It also recalls a 1943 announcement by the Jewish Telegraphic Agency regarding the establishment of a “Council for an Autonomous Jewish Province in Harrar,” aimed at facilitating Jewish settlement in Harrar and adjacent areas of British Somaliland under political autonomy.
Turning to the present, the article links these historical precedents to Israel’s 2025 recognition of Somaliland, announced by Israeli Prime Minister Benjamin Netanyahu during a phone call with Somaliland’s self-styled president, Abdirahman Mohamed Abdullahi, and framed as an expansion of cooperation in agriculture, health, and technology.
However, Somalia and many other states view this justification as a cover for deeper strategic objectives, particularly Israel’s ambitions in the Red Sea. Analysts argue that engagement with Somaliland could give Israel strategic access near the Bab el-Mandeb Strait—one of the world’s most critical maritime chokepoints linking the Red Sea to the Gulf of Aden.

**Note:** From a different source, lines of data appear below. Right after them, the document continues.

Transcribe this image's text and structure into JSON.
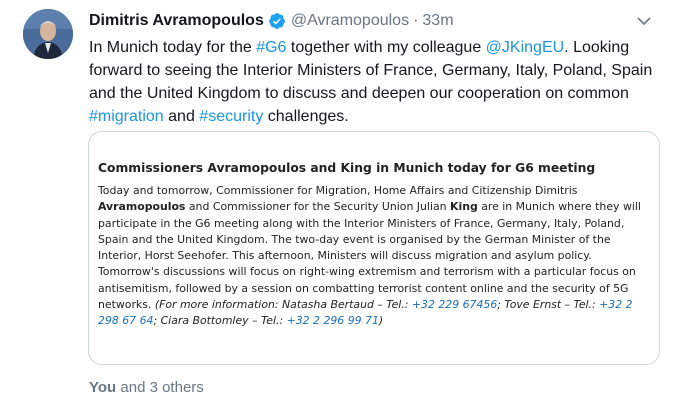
{
  "tweet": {
    "display_name": "Dimitris Avramopoulos",
    "handle": "@Avramopoulos",
    "separator": "·",
    "time": "33m",
    "text": {
      "p1": "In Munich today for the ",
      "tag_g6": "#G6",
      "p2": " together with my colleague ",
      "mention": "@JKingEU",
      "p3": ". Looking forward to seeing the Interior Ministers of France, Germany,  Italy, Poland, Spain and the United Kingdom to discuss and deepen our cooperation on common ",
      "tag_migration": "#migration",
      "p4": " and ",
      "tag_security": "#security",
      "p5": " challenges."
    }
  },
  "card": {
    "title": "Commissioners Avramopoulos and King in Munich today for G6 meeting",
    "b1": "Today and tomorrow, Commissioner for Migration, Home Affairs and Citizenship Dimitris ",
    "b2_bold": "Avramopoulos",
    "b3": " and Commissioner for the Security Union Julian ",
    "b4_bold": "King",
    "b5": " are in Munich where they will participate in the G6 meeting along with the Interior Ministers of France, Germany, Italy, Poland, Spain and the United Kingdom. The two-day event is organised by the German Minister of the Interior, Horst Seehofer. This afternoon, Ministers will discuss migration and asylum policy. Tomorrow's discussions will focus on right-wing extremism and terrorism with a particular focus on antisemitism, followed by a session on combatting terrorist content online and the security of 5G networks. ",
    "c1": "(For more information: Natasha Bertaud – Tel.: ",
    "c1_num": "+32 229 67456",
    "c2": "; Tove Ernst – Tel.: ",
    "c2_num": "+32 2 298 67 64",
    "c3": "; Ciara Bottomley – Tel.: ",
    "c3_num": "+32 2 296 99 71",
    "c4": ")"
  },
  "likes": {
    "you": "You",
    "others": " and 3 others"
  },
  "colors": {
    "link": "#1b95e0",
    "verified": "#1da1f2",
    "muted": "#657786",
    "card_border": "#ccd6dd"
  },
  "icons": {
    "verified": "verified-badge-icon",
    "chevron": "chevron-down-icon"
  }
}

The article also refers to reports from 2025 suggesting that Israel and the United States explored options with several countries, including Somaliland, to resettle nearly two million Palestinians displaced by the war in Gaza. These reports prompted the Palestinian Foreign Ministry to support Somalia’s position and accuse Israel of using its recognition of Somaliland to facilitate forced displacement and ethnic cleansing.
In the same context, the Arab League, the African Union, as well as Egypt, Türkiye, Saudi Arabia, and many other states rejected Israel’s recognition of Somaliland, warning that it could pave the way for forced population transfers and draw the Horn of Africa into new geopolitical conflicts.
The TRT World article concludes that the issue of recognising Somaliland goes far beyond the region itself. It represents a test of international law, state sovereignty, and the global repercussions of the Palestinian–Israeli conflict.
Between historical documents reflecting long-standing ambitions and contemporary political and security fears, many see Israel’s recognition as another chapter in a trajectory that has persisted for more than a century.